Aspettando le vostre classifiche, vi proponiamo quella dei 5 migliori b-movie della storia del cinema.
Se pensate di non conscerne abbastanza, andate su filmbrutti.com, fate passare in rassegna le recnsioni, cercateli e guardateli. Tra l’altro a Milano, in zona Porta Venezia, c’è un negozio specializzato in b-movies che si chiama Bloodbuster. Quindi non avete scuse.
Al quinto posto troviamo Grindhouse, la versione completa americana che comprende sia Grindhouse di Tarantino sia Planet Terror di Rodriguez sia i finti trailer tra i due film. Grindhouse è un po’ il sogno di tutti i registi di b-movie: un film cazzone fatto con tanti soldi. A chi non è piaciuto è solo perchè non sa cosa sia un b-movie e non ne capisce la filosofia e l’estetica grezza che ci sta alle spalle. E forse non ha ancora capito nemmeno Tarantino.

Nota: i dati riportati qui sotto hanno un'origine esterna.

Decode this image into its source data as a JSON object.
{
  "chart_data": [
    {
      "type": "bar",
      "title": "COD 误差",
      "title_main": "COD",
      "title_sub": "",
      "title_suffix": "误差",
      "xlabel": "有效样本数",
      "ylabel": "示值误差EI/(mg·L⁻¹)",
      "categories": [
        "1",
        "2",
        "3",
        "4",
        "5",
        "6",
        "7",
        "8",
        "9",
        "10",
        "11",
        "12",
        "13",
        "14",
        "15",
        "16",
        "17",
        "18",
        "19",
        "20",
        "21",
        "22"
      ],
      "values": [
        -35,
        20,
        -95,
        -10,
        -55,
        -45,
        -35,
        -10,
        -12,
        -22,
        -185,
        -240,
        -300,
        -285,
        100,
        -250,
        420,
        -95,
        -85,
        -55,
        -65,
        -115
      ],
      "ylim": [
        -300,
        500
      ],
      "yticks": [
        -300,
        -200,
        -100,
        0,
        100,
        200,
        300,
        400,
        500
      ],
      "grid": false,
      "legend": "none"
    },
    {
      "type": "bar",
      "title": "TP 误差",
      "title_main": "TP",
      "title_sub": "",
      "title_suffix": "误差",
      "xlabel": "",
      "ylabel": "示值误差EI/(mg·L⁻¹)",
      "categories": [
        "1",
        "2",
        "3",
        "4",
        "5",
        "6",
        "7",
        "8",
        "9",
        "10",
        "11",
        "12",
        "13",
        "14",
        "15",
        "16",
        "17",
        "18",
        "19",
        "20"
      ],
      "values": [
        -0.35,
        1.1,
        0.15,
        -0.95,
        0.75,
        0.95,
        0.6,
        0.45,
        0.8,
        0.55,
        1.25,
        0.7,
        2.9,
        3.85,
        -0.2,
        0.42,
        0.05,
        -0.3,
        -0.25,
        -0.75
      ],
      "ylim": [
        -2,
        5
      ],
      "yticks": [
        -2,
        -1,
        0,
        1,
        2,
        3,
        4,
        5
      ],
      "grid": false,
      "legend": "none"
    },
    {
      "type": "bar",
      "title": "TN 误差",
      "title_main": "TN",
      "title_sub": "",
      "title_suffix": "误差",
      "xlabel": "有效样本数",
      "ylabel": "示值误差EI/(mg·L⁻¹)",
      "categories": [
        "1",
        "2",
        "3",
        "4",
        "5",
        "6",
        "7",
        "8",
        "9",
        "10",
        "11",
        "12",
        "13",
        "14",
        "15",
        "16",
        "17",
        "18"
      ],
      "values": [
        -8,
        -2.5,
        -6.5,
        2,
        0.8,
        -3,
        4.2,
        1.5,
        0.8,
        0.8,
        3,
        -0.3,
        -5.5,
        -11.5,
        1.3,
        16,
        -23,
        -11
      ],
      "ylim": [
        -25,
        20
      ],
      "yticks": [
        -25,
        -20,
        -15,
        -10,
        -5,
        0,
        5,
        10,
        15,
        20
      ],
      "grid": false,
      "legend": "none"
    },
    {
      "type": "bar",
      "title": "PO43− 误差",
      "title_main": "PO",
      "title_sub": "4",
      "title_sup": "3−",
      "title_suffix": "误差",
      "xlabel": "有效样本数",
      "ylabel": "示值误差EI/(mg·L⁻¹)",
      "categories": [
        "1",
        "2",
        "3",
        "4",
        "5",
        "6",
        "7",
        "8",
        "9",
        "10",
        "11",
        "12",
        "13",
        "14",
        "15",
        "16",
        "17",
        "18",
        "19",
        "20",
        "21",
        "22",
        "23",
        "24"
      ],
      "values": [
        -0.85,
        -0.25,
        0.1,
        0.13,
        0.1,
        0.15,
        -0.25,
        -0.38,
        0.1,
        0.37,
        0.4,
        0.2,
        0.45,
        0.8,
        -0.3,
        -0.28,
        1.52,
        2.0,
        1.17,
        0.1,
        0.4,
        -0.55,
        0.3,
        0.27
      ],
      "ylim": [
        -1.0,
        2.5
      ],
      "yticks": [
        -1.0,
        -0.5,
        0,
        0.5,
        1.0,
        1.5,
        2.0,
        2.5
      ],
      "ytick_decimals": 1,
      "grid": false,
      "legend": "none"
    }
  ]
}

Al quarto posto Jesus Christ Vampire Hunter. Probabilmente è così brutto e tamarro che non ho potuto resistere dall’inserirlo. C’è tutto quello che potreste chiedere a un b-movie: vampiri che uccidono lesbiche perchè il loro sangue permette loro di stare alla luce del sole, wrestler messicani mascherati, effetti splatter imporbabili, scene ripetute per risparmiare, un prete con la cresta punk e Gesù Cristo in persona che rasato quasi a zero uccide a colpi di kung-fu i vampiri.
Al terzo posto Toxic Avenger, classico pilastro della Troma, casa produttrice di b-movies americana. Toxic Avenger è un imporbabile supereroe, precedentemente conosciuto come il ragazzo sfigato delle pulizie Melvin Junko, che caduto in un barile di rifuti tossici diventa un essere alto 2 metri e fortissimo che sconfigge criminali ancora più improbabili di lui (come ad esempio la Banda dei Pannoloni, e il nome dice già tutto) a Tromaville. Suoi comprimari personaggi come il sergente Kabuki, altro supereroe fifone che teoricamente è un poliziotto vestito da attore di kabuki giapponese in mutande col mantello e altri personaggioni di questo calibro. La cosa interessante è che dietro al gusto molto poco politically correct e alla demenzialità, c’è una specie di critica sociale alla fine dei film di Toxic Avenger.
Al secondo posto Ninja Thunderbolt, capolavoro di demenza involontaria del regista Godfery Ho, prodotto da Joseph Lai e interpretato dal solito Richard Harrison. Non preoccupatevi delal trama, perchè i film di Ho hanno la peculiarità di avere due trame completamente separate che non si intersecano mai e che non capite cosa ci facciano nello stesso film. Una è sempre interpretate da attori asiatici che si muovono in un modo pseudo-occidentale e la seconda parla di ninja occidentali vestiti in maniera imporponibile, con tanto di fascia con scritto a chiare lettere ninja, nel caso guardandosi allo specchio i personaggi non si ricordassero caosa stessero facendo.
Chicca del film è il robot assassino alto 10 cm, di quelli a batterie che compri il sabato alla bancarella del mercato.
E al primo posto Grosso Guaio a Chinatown, titolo originale Big Trouble in Little China. Carpenter dà il meglio di sè, precendendo un po’ tarantino e rendendo chiaramente ridicolo un film che dovrebbe essere a metà tra il mistico-quasi-horror e il film di arti marziali. Ottima anche la scelta del protagonista, che molto poco casualmente è anche il protagonista di Grindhouse: Kurt Russel. Tra l’altro in Grindhouse, appesa alla parete del locale dove Kurt Russel compare la prima volta, c’è la maglietta che il suo personaggio indossava in Grosso Guaio.
A questo punto vi lascio con una citazione di Grosso Guaio. Voi andate a vedervelo.
Wang Chi : L’uomo vero ama sentire la natura sulla pelle.
Jack Burton : …e l’uomo saggio ama usare l’ombrello quando piove.